Она прогулялась по березовой рощице у дома-интерната, уже окрасившейся в желтый лист, и когда возвращалась, ее одолела сильная тоска. Войдя в свою комнату, минут десять простояла у стола, поглядывая вдаль на желтеющий лик берез. Ей нездоровилось: из-за всяких мрачных мыслей, полезших в голову, тяжело дышалось, и ослабли ноги.

Пятьдесят лет тянулись долго-долго, но как так вышло, что за все это время, находясь в гуще кипучей жизни, рядом с людьми, она ни разу не подумала о своем будущем, о простом женском счастье. Ведь неправильно, даже с точки зрения женской природы, да и безбожно замкнуться в себе и не попытаться больше обрести счастье и быть кому-то любимой и хорошей матерью. Тогда бы не было так горько сейчас заканчивать свою жизнь, когда была бы рядом любящая семья. Думая об этом, на ее душу лег такой тяжкий груз, что ей показалось, если она сейчас ляжет в постель, то больше уже не поднимется никогда. Потом она все-таки легла, ворочаясь с боку на бок, несколько раз вставала с постели и пыталась выйти на улицу в рощу, чтобы легче дышалось, но всякий раз ее что-то останавливало, скорее всего, боль в суставах, и она возвращалась в постель. Сколько отчаяния и скорби было на ее лице. Она всю жизнь отдала воспитанию чужих детей, на то, чтобы обучить их грамоте, правильным манерам поведения и быть ответственными за свои поступки людьми. И теперь не понимала, откуда у нее эта невыносимая грусть, зачем столько мук под старость лет. Выражение лица было тревожное, точно она что-то упустила очень важное в этой жизни, а что, и сама не понимала. Ведь на свете нет ничего такого, что заслуживало бы этих страданий…

К ужину она не вышла, и через час после того пришла докторша с медсестрой.

– А мы к вам, – начала пожилая докторша, – пришли вас послушать. Здравствуйте! На что-нибудь жалуетесь?

– У меня сердцебиение, – докторша послушала ее.

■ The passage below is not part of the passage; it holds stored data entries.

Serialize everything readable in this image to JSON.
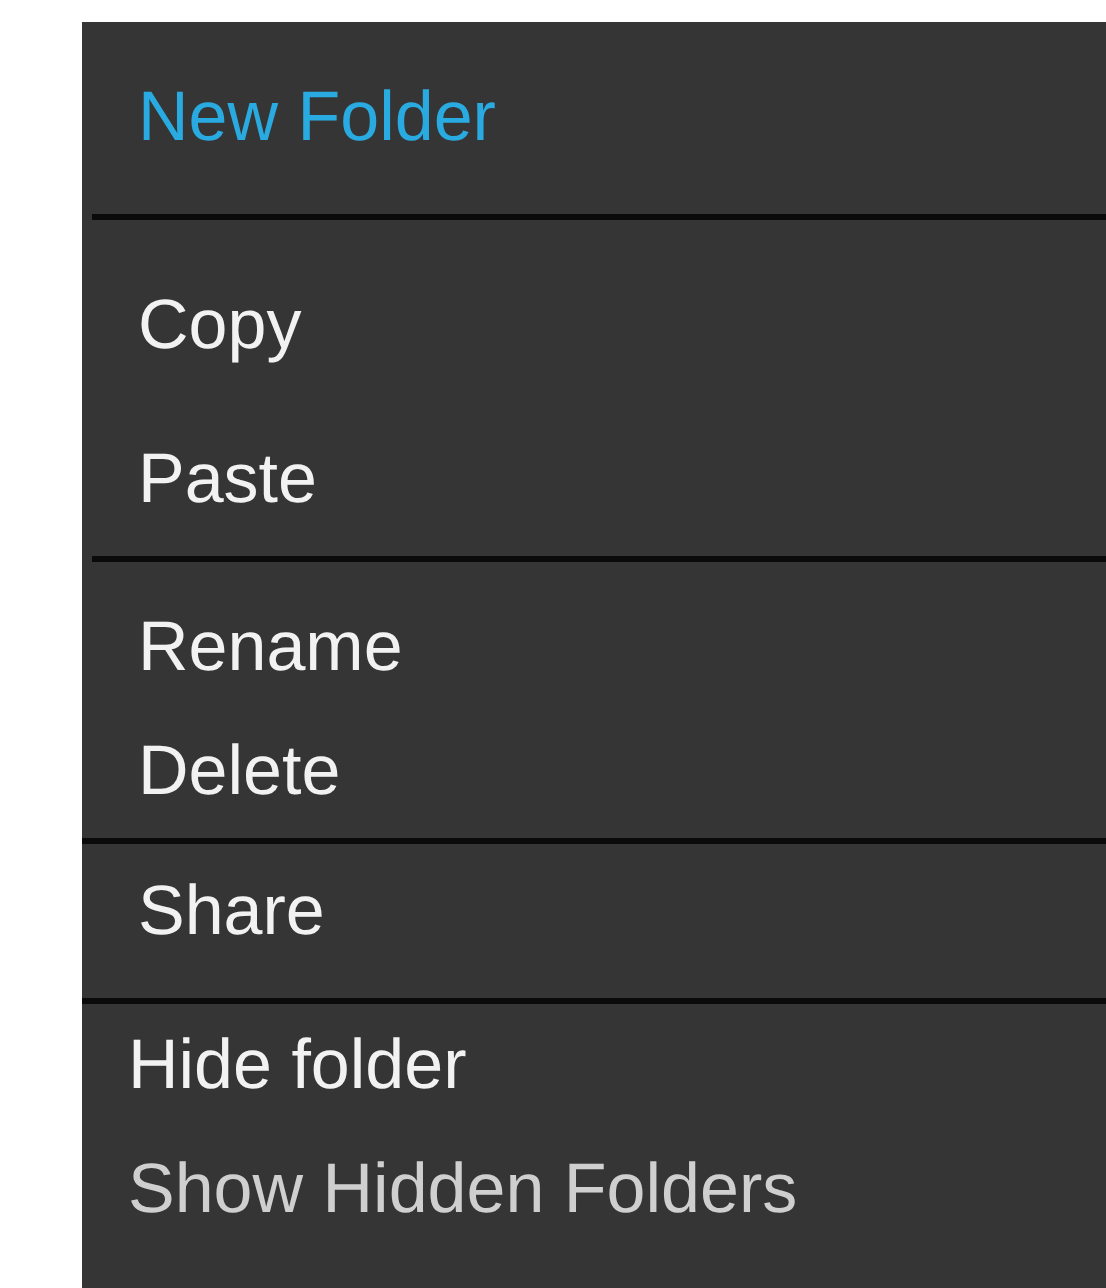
{
  "menu": {
    "groups": [
      {
        "items": [
          {
            "label": "New Folder",
            "selected": true,
            "disabled": false
          }
        ]
      },
      {
        "items": [
          {
            "label": "Copy",
            "selected": false,
            "disabled": false
          },
          {
            "label": "Paste",
            "selected": false,
            "disabled": false
          }
        ]
      },
      {
        "items": [
          {
            "label": "Rename",
            "selected": false,
            "disabled": false
          },
          {
            "label": "Delete",
            "selected": false,
            "disabled": false
          }
        ]
      },
      {
        "items": [
          {
            "label": "Share",
            "selected": false,
            "disabled": false
          }
        ]
      },
      {
        "items": [
          {
            "label": "Hide folder",
            "selected": false,
            "disabled": false
          },
          {
            "label": "Show Hidden Folders",
            "selected": false,
            "disabled": true
          }
        ]
      }
    ]
  }
}
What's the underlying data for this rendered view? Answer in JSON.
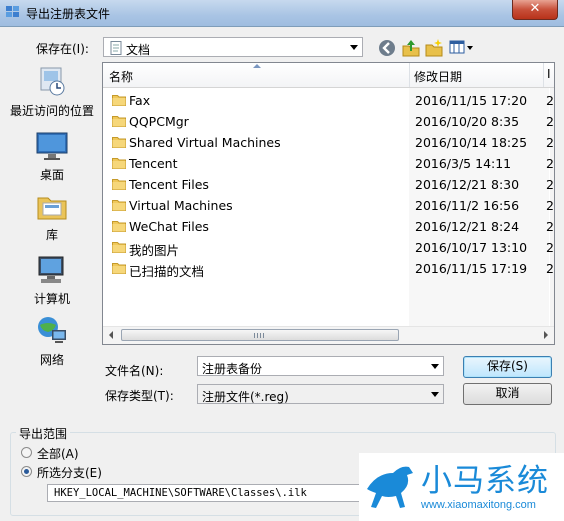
{
  "window": {
    "title": "导出注册表文件",
    "close": "✕"
  },
  "location": {
    "label": "保存在(I):",
    "value": "文档"
  },
  "toolbar": [
    "back-icon",
    "up-folder-icon",
    "new-folder-icon",
    "view-menu-icon"
  ],
  "places": [
    {
      "name": "最近访问的位置",
      "icon": "recent-places-icon"
    },
    {
      "name": "桌面",
      "icon": "desktop-icon"
    },
    {
      "name": "库",
      "icon": "libraries-icon"
    },
    {
      "name": "计算机",
      "icon": "computer-icon"
    },
    {
      "name": "网络",
      "icon": "network-icon"
    }
  ],
  "columns": {
    "name": "名称",
    "date": "修改日期",
    "extra": "Ⅰ"
  },
  "files": [
    {
      "name": "Fax",
      "date": "2016/11/15 17:20",
      "x": "2"
    },
    {
      "name": "QQPCMgr",
      "date": "2016/10/20 8:35",
      "x": "2"
    },
    {
      "name": "Shared Virtual Machines",
      "date": "2016/10/14 18:25",
      "x": "2"
    },
    {
      "name": "Tencent",
      "date": "2016/3/5 14:11",
      "x": "2"
    },
    {
      "name": "Tencent Files",
      "date": "2016/12/21 8:30",
      "x": "2"
    },
    {
      "name": "Virtual Machines",
      "date": "2016/11/2 16:56",
      "x": "2"
    },
    {
      "name": "WeChat Files",
      "date": "2016/12/21 8:24",
      "x": "2"
    },
    {
      "name": "我的图片",
      "date": "2016/10/17 13:10",
      "x": "2"
    },
    {
      "name": "已扫描的文档",
      "date": "2016/11/15 17:19",
      "x": "2"
    }
  ],
  "filename": {
    "label": "文件名(N):",
    "value": "注册表备份"
  },
  "filetype": {
    "label": "保存类型(T):",
    "value": "注册文件(*.reg)"
  },
  "buttons": {
    "save": "保存(S)",
    "cancel": "取消"
  },
  "export": {
    "title": "导出范围",
    "all": "全部(A)",
    "branch": "所选分支(E)",
    "selected": "branch",
    "path": "HKEY_LOCAL_MACHINE\\SOFTWARE\\Classes\\.ilk"
  },
  "watermark": {
    "big": "小马系统",
    "small": "www.xiaomaxitong.com"
  }
}
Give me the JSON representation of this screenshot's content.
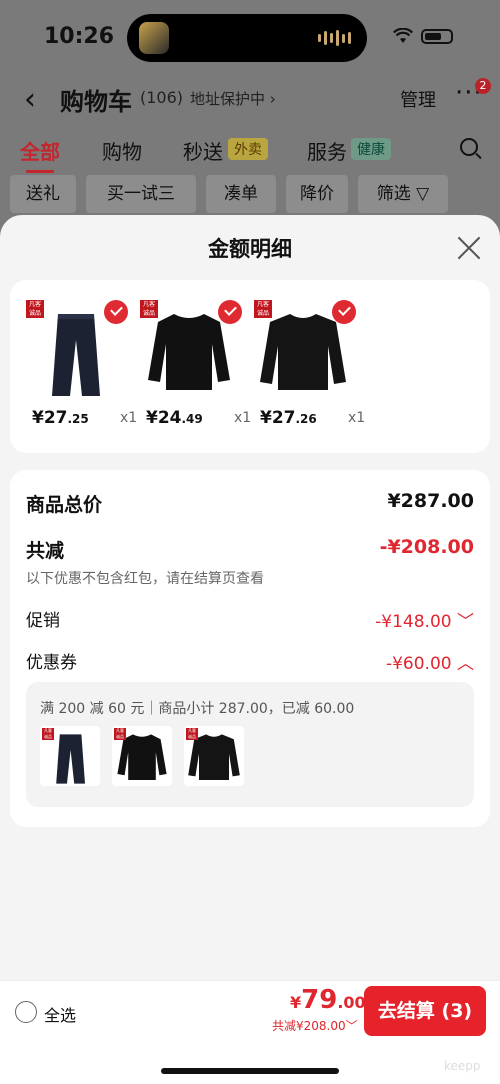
{
  "status_bar": {
    "time": "10:26"
  },
  "nav": {
    "title": "购物车",
    "count": "(106)",
    "address": "地址保护中 ›",
    "manage": "管理",
    "more": "···",
    "badge": "2"
  },
  "tabs": [
    {
      "label": "全部",
      "active": true
    },
    {
      "label": "购物"
    },
    {
      "label": "秒送",
      "badge": "外卖"
    },
    {
      "label": "服务",
      "badge": "健康"
    }
  ],
  "chips": [
    "送礼",
    "买一试三",
    "凑单",
    "降价",
    "筛选 ▽"
  ],
  "sheet": {
    "title": "金额明细",
    "products": [
      {
        "tag": "凡客诚品",
        "price_int": "¥27",
        "price_dec": ".25",
        "qty": "x1",
        "color": "#1d2233",
        "kind": "pants"
      },
      {
        "tag": "凡客诚品",
        "price_int": "¥24",
        "price_dec": ".49",
        "qty": "x1",
        "color": "#111111",
        "kind": "sweater"
      },
      {
        "tag": "凡客诚品",
        "price_int": "¥27",
        "price_dec": ".26",
        "qty": "x1",
        "color": "#141414",
        "kind": "sweater"
      }
    ],
    "summary": {
      "total_label": "商品总价",
      "total_value": "¥287.00",
      "discount_label": "共减",
      "discount_value": "-¥208.00",
      "discount_hint": "以下优惠不包含红包，请在结算页查看",
      "promo_label": "促销",
      "promo_value": "-¥148.00 ﹀",
      "coupon_label": "优惠券",
      "coupon_value": "-¥60.00 ︿",
      "coupon_detail": "满 200 减 60 元｜商品小计 287.00，已减 60.00"
    }
  },
  "bottom": {
    "select_all": "全选",
    "total_currency": "¥",
    "total_int": "79",
    "total_dec": ".00",
    "saved": "共减¥208.00﹀",
    "checkout": "去结算 (3)",
    "watermark": "keepp"
  },
  "colors": {
    "accent": "#e0262e",
    "brand_red": "#c0171f"
  }
}
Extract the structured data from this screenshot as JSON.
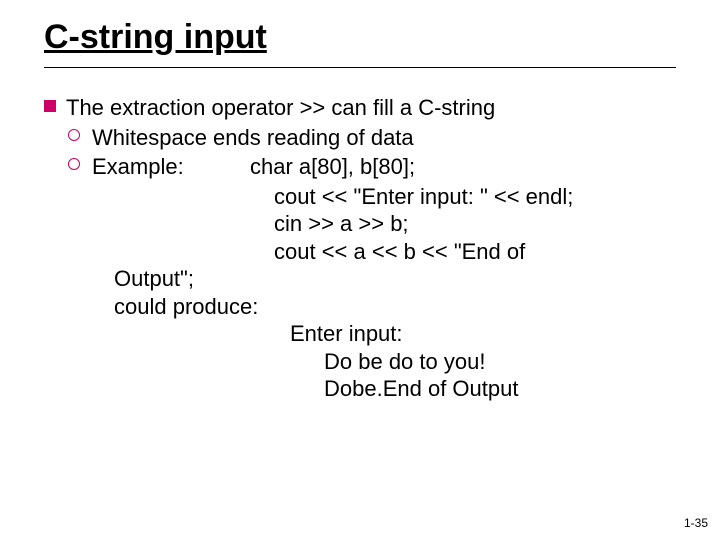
{
  "title": "C-string input",
  "bullets": {
    "main": "The extraction operator  >> can fill a C-string",
    "sub1": "Whitespace ends reading of data",
    "sub2_label": "Example:",
    "code1": "char a[80], b[80];",
    "code2": "cout << \"Enter input: \" << endl;",
    "code3": "cin >> a  >> b;",
    "code4": "cout << a << b << \"End of",
    "cont1": "Output\";",
    "cont2": "could produce:",
    "out1": "Enter input:",
    "out2": "Do be do to you!",
    "out3": "Dobe.End of Output"
  },
  "footer": "1-35"
}
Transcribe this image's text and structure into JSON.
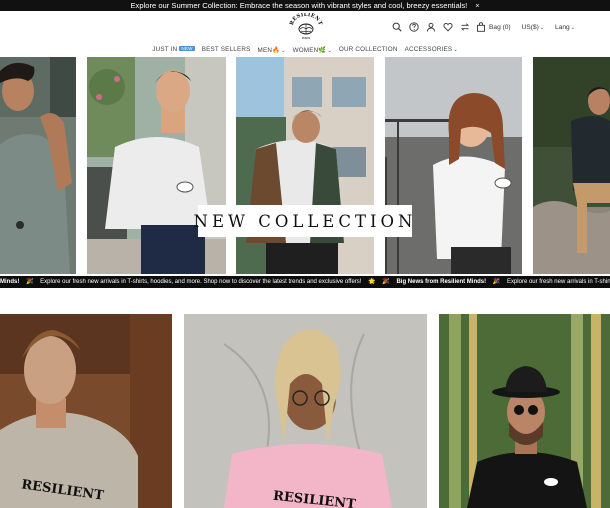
{
  "announcement": {
    "text": "Explore our Summer Collection: Embrace the season with vibrant styles and cool, breezy essentials!",
    "close_symbol": "×"
  },
  "header": {
    "logo_text": "RESILIENT",
    "logo_sub": "MINDS",
    "icons": [
      "search-icon",
      "help-icon",
      "account-icon",
      "wishlist-icon",
      "compare-icon"
    ],
    "bag_label": "Bag (0)",
    "currency": "US($)",
    "language": "Lang"
  },
  "nav": {
    "items": [
      {
        "label": "JUST IN",
        "badge": "NEW"
      },
      {
        "label": "BEST SELLERS"
      },
      {
        "label": "MEN",
        "emoji": "🔥"
      },
      {
        "label": "WOMEN",
        "emoji": "🌿"
      },
      {
        "label": "OUR COLLECTION"
      },
      {
        "label": "ACCESSORIES"
      }
    ]
  },
  "hero": {
    "title": "NEW COLLECTION"
  },
  "ticker": {
    "lead_fragment": "Minds!",
    "message": "Explore our fresh new arrivals in T-shirts, hoodies, and more. Shop now to discover the latest trends and exclusive offers!",
    "headline": "Big News from Resilient Minds!",
    "emoji_start": "🎉",
    "emoji_end": "🌟"
  },
  "tiles": {
    "shirt_print_1": "RESILIENT",
    "shirt_print_2": "RESILIENT"
  },
  "colors": {
    "announcement_bg": "#111111",
    "ticker_bg": "#0d0d0d",
    "new_badge": "#4a90d9"
  }
}
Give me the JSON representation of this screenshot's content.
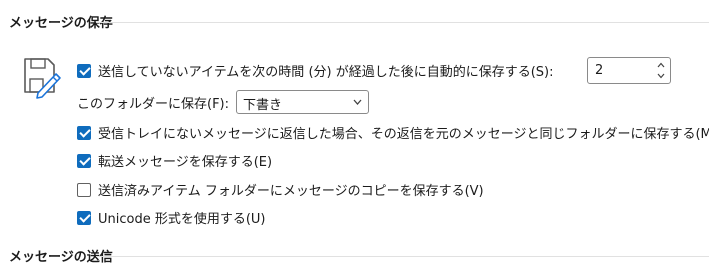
{
  "sections": {
    "save_title": "メッセージの保存",
    "send_title": "メッセージの送信"
  },
  "autosave": {
    "label": "送信していないアイテムを次の時間 (分) が経過した後に自動的に保存する(S):",
    "checked": true,
    "minutes": "2"
  },
  "folder": {
    "label": "このフォルダーに保存(F):",
    "selected": "下書き"
  },
  "options": [
    {
      "label": "受信トレイにないメッセージに返信した場合、その返信を元のメッセージと同じフォルダーに保存する(M)",
      "checked": true
    },
    {
      "label": "転送メッセージを保存する(E)",
      "checked": true
    },
    {
      "label": "送信済みアイテム フォルダーにメッセージのコピーを保存する(V)",
      "checked": false
    },
    {
      "label": "Unicode 形式を使用する(U)",
      "checked": true
    }
  ]
}
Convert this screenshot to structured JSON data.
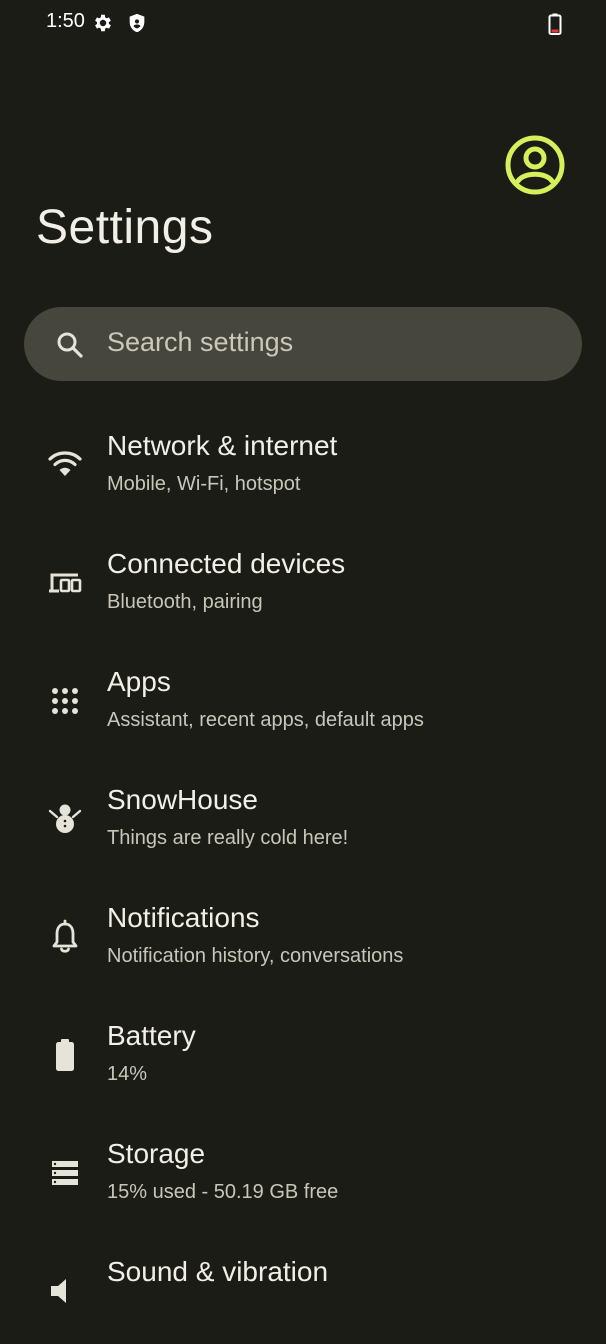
{
  "status_bar": {
    "time": "1:50",
    "icons": [
      "gear-icon",
      "shield-icon",
      "battery-low-icon"
    ],
    "battery_alert_color": "#e53935"
  },
  "header": {
    "title": "Settings",
    "avatar_icon": "account-circle-icon",
    "accent_color": "#d4f05a"
  },
  "search": {
    "placeholder": "Search settings",
    "icon": "search-icon"
  },
  "settings": {
    "items": [
      {
        "icon": "wifi-icon",
        "title": "Network & internet",
        "summary": "Mobile, Wi-Fi, hotspot"
      },
      {
        "icon": "connected-devices-icon",
        "title": "Connected devices",
        "summary": "Bluetooth, pairing"
      },
      {
        "icon": "apps-grid-icon",
        "title": "Apps",
        "summary": "Assistant, recent apps, default apps"
      },
      {
        "icon": "snowman-icon",
        "title": "SnowHouse",
        "summary": "Things are really cold here!"
      },
      {
        "icon": "bell-icon",
        "title": "Notifications",
        "summary": "Notification history, conversations"
      },
      {
        "icon": "battery-icon",
        "title": "Battery",
        "summary": "14%"
      },
      {
        "icon": "storage-icon",
        "title": "Storage",
        "summary": "15% used - 50.19 GB free"
      },
      {
        "icon": "volume-icon",
        "title": "Sound & vibration",
        "summary": ""
      }
    ]
  }
}
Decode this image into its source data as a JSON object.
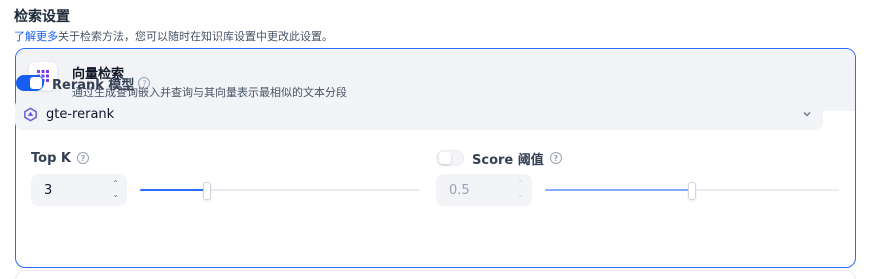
{
  "section": {
    "title": "检索设置",
    "learn_more": "了解更多",
    "description_rest": "关于检索方法，您可以随时在知识库设置中更改此设置。"
  },
  "card": {
    "icon": "vector-grid-icon",
    "title": "向量检索",
    "subtitle": "通过生成查询嵌入并查询与其向量表示最相似的文本分段"
  },
  "rerank": {
    "enabled": true,
    "label": "Rerank 模型",
    "help_icon": "help-circle-icon",
    "model": {
      "icon": "gte-model-icon",
      "name": "gte-rerank"
    }
  },
  "top_k": {
    "label": "Top K",
    "value": "3",
    "slider_fraction": 0.23
  },
  "score_threshold": {
    "enabled": false,
    "label": "Score 阈值",
    "value": "0.5",
    "slider_fraction": 0.5
  },
  "colors": {
    "accent": "#155eef",
    "card_border": "#296dff",
    "card_header_bg": "#f2f3f7"
  }
}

– Сердце бьется как следует, – сказала она – все в порядке. Нервы балуют немножко, это так. Поменьше надо расстраиваться, побольше выходите к людям. Ужинать будете?

– Нет,…не хочу.

– Ну, тогда ложитесь спать. Сейчас сделаем укольчик и отдыхайте. Пока медсестра приготавливала и делала процедуру, докторша все смотрела на нее. Она давно была уже не Машенькой, а убогой старушкой, производившей впечатление существа несчастного, которое из жалости держали здесь.

– Часто это с вами бывает, эти недомогания, – спросила докторша, когда медсестра, закончив процедуры, вышла.

– Часто. Мне почти каждую ночь тяжело. Я, конечно, благодарна, что со мной здесь еще возятся. Уход хороший, – она затихла. Затем подняла глаза на докторшу и смотрела так грустно, что той показалось, она хочет поговорить с ней искренне по душам.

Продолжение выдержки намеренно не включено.